When you know your weak points, you can plan for them. Think about the particular kind of urges you have within your Bipolar and what urges are the hardest to resist. Certain situations can cause impulsive behaviors and make it harder to resist Have a “Life Line” person you can call or reach out to who will work with you to help with stability and be up front when a red flag arises. Prepare in advance how to handle the crisis of a Manic episode before, not after, the situation has ensued. There may be times when your first defense system of people are just plain ‘ol tired’ of babysitting your behavior and you may find it is time to find a second string of defense. I reached out to a dear girlfriend yesterday and asked if she would be there for me should I need to call. We can’t let shame and embarrassment of our symptoms beforehand hold us back from the massive destruction after the episode occurs.

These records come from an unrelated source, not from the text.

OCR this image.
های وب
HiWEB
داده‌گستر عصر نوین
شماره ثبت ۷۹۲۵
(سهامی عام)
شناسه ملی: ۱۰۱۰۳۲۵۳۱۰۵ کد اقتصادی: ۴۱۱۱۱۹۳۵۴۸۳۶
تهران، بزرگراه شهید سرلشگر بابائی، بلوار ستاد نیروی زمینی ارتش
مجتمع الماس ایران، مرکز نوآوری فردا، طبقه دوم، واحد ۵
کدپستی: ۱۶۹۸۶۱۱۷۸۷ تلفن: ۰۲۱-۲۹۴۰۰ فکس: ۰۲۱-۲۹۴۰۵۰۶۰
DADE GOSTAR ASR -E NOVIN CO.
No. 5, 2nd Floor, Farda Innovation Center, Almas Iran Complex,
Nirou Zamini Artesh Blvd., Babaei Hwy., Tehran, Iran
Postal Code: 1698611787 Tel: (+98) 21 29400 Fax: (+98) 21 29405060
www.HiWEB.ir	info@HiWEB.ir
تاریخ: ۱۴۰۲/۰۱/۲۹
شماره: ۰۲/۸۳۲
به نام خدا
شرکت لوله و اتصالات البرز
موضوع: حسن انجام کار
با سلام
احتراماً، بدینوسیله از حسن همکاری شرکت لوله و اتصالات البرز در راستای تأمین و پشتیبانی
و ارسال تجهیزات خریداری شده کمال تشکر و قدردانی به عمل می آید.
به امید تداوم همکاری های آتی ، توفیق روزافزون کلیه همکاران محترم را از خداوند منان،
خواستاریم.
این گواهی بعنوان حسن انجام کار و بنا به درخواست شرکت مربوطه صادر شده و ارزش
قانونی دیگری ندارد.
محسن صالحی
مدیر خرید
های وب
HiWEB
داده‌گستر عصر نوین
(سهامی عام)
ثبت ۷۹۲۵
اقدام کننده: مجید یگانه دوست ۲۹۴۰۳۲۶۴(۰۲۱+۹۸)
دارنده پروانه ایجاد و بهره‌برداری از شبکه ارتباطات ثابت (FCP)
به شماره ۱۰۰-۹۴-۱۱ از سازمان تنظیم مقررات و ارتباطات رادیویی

Pride has to go out the window here. We have a serious issue that we deal with and we know it. Acting as though it does not exist or that it will go away is incongruent and does nothing to help anyone.
I have to admit that this Blog was difficult for me, as it lets others in to a side of me that I am very ashamed of and have tried to fight my whole life. I know that I am not alone however, and if I can help you help yourself and your loved ones, then it is worth it for me to share.
Good luck in your journey restricting that Manic part of our lives that exists. I pray that you will be able to put things in place to help you curtail your episodes as I have, and although they may not always be successful, you may find a modicum of peace and security at least in knowing that you are trying your best to get that side of you under control.